ESTIMATION METHODS FOR SIMPLE LINEAR REGRESSION WITH MEASUREMENT ERROR: A REAL DATA APPLICATION


DAĞALP R., KARABULUT İ., Ozturk F.

COMMUNICATIONS FACULTY OF SCIENCES UNIVERSITY OF ANKARA-SERIES A1 MATHEMATICS AND STATISTICS, cilt.66, sa.2, ss.311-322, 2017 (ESCI) identifier

  • Yayın Türü: Makale / Tam Makale
  • Cilt numarası: 66 Sayı: 2
  • Basım Tarihi: 2017
  • Doi Numarası: 10.1501/commua1_0000000821
  • Dergi Adı: COMMUNICATIONS FACULTY OF SCIENCES UNIVERSITY OF ANKARA-SERIES A1 MATHEMATICS AND STATISTICS
  • Derginin Tarandığı İndeksler: Emerging Sources Citation Index (ESCI), TR DİZİN (ULAKBİM)
  • Sayfa Sayıları: ss.311-322
  • Anahtar Kelimeler: Classical measurement error model, consistent estimator, error in variables, linear regression, mass density, regression calibration, SIMEX method, M-estimation, SIMULATION-EXTRAPOLATION, MODELS
  • Ankara Üniversitesi Adresli: Evet

Özet

The classical measurement error model is discussed in the context of parameter estimation of the simple linear regression.
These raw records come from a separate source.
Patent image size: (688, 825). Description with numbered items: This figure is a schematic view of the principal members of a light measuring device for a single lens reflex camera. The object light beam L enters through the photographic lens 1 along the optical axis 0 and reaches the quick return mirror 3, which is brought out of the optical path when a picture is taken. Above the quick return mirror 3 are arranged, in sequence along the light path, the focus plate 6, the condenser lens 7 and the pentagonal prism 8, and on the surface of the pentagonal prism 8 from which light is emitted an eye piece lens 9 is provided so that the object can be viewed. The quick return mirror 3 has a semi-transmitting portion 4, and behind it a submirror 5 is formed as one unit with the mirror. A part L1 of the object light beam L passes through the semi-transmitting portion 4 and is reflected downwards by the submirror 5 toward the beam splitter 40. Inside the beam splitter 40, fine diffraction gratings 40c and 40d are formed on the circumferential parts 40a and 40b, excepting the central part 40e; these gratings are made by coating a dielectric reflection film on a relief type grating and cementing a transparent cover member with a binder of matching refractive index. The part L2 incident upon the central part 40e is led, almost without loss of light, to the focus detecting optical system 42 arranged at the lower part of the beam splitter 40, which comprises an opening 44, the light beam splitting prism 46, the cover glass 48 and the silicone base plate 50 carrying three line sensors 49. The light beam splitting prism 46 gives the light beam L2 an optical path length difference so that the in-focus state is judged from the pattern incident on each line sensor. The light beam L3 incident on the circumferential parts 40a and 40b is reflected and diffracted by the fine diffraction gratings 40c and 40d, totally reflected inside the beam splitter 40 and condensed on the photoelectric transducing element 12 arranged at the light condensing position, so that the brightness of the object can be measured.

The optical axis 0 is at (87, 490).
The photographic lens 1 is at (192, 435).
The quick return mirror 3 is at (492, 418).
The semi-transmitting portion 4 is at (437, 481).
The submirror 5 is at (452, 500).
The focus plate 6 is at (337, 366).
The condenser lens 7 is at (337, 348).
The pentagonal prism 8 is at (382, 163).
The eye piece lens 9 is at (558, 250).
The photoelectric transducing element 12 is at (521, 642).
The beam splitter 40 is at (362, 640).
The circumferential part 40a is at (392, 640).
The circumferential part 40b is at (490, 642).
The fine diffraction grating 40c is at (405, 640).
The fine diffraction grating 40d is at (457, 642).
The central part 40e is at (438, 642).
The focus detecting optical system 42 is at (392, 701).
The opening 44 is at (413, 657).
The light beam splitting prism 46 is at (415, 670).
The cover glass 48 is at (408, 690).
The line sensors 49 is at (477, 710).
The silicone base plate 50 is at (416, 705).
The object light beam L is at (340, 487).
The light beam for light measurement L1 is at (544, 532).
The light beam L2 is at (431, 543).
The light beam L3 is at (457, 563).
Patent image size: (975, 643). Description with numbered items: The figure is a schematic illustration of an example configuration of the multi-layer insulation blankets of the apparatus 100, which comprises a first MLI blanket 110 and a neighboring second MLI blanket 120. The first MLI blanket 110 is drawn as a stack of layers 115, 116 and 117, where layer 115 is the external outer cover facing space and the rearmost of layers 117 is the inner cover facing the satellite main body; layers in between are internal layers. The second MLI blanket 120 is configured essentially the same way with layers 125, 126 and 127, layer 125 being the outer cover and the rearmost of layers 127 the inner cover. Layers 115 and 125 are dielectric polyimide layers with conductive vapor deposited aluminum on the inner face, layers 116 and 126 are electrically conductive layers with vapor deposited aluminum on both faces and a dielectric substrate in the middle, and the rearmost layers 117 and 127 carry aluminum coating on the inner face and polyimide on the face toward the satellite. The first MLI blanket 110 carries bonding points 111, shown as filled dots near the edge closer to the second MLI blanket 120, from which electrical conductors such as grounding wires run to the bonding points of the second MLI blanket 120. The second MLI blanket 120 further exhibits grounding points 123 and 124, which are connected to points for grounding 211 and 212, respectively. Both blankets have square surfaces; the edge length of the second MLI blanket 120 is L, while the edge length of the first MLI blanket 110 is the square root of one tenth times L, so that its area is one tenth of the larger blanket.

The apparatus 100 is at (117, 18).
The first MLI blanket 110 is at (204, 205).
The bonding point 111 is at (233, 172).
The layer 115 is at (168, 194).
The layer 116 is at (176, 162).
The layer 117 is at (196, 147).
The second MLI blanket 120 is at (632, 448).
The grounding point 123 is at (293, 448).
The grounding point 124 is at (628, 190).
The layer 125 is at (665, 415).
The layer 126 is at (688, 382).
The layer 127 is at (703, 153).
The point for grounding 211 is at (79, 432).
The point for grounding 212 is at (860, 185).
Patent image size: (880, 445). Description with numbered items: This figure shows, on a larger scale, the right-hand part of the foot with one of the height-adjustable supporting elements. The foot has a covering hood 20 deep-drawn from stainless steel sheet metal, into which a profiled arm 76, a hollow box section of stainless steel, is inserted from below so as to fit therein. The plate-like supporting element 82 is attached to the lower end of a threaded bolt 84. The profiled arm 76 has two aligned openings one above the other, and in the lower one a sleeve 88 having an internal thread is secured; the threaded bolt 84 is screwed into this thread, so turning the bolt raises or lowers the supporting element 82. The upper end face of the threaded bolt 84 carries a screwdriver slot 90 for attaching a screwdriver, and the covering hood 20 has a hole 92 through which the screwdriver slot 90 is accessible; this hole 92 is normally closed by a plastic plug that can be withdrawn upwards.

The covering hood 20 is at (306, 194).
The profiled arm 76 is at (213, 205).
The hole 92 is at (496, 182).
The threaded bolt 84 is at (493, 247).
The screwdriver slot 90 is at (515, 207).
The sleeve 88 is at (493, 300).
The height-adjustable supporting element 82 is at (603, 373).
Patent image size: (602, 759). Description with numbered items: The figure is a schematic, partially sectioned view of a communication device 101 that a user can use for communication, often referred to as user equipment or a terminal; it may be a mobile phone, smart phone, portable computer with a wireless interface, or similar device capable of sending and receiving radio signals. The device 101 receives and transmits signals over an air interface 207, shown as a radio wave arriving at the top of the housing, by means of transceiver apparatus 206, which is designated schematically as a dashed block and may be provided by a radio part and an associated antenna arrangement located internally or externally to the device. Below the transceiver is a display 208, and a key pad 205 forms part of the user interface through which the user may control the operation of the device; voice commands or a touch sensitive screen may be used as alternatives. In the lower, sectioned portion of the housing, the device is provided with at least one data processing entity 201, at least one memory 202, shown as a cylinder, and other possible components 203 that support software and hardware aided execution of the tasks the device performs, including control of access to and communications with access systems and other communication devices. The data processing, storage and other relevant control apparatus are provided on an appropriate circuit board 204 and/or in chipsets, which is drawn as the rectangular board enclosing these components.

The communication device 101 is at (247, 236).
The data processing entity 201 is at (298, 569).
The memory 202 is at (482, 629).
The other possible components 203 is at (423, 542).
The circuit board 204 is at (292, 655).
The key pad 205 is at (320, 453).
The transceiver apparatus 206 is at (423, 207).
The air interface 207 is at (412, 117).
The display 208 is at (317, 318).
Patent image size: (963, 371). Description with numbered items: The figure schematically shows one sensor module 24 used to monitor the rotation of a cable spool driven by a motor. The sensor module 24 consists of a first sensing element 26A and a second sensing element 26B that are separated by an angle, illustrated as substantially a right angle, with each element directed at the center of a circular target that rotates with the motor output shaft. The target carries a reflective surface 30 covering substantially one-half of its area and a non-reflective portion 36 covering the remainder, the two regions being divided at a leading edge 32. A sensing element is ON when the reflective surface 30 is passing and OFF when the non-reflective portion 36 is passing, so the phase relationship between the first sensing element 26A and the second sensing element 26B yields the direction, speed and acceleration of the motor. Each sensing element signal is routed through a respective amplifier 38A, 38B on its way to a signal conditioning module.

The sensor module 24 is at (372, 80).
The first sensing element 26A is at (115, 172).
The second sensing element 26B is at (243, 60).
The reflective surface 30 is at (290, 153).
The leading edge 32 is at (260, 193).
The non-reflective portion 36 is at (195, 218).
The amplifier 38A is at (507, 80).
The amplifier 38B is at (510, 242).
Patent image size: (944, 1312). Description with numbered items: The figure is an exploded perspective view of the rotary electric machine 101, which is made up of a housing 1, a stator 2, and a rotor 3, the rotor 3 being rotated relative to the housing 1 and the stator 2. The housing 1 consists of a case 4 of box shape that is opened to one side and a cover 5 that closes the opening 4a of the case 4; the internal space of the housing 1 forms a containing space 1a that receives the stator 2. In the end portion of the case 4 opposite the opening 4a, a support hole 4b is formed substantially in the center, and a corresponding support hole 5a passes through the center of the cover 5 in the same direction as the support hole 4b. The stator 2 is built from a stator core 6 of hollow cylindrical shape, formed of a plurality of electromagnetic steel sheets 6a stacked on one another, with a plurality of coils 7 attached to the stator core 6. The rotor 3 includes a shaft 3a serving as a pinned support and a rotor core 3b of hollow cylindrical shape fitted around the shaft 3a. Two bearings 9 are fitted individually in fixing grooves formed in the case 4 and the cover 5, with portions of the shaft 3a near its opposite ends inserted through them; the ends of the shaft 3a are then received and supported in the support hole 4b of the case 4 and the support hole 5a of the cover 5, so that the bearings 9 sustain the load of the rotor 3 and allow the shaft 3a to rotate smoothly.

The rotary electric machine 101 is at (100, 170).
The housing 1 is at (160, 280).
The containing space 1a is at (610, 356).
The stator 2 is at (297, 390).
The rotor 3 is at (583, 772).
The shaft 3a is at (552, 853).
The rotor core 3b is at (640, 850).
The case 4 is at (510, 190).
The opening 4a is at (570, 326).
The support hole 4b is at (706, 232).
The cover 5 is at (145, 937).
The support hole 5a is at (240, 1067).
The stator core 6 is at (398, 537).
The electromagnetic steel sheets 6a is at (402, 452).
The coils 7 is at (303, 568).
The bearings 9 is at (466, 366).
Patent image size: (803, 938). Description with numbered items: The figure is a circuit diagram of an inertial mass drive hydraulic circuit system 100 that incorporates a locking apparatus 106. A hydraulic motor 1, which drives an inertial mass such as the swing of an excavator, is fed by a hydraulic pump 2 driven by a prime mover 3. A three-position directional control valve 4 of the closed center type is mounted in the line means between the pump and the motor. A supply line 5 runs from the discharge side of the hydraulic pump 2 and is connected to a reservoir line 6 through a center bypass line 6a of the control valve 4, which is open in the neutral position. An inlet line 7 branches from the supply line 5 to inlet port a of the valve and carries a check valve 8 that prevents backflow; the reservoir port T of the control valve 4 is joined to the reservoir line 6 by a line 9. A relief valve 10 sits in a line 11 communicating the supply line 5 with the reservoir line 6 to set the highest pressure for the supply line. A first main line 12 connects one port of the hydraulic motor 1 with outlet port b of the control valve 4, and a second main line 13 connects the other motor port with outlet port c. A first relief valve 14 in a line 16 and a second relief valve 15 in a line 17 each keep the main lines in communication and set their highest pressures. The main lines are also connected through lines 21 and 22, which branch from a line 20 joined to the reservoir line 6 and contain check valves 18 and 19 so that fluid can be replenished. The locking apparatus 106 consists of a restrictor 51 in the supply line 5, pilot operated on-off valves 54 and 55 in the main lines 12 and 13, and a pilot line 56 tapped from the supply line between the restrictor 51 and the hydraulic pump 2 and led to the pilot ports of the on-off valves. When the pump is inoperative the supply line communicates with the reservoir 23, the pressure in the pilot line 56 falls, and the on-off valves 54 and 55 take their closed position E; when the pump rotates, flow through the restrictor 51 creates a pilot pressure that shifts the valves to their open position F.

The attenuation effect of measurement error on the parameter estimation is eliminated using the regression calibration and simulation extrapolation methods. The mass density of pebbles population is investigated as a real data application. The mass and volume of a pebble are regarded an error-free and error-prone variables, respectively. The population mass density is considered to be the slope parameter of the simple linear regression without intercept.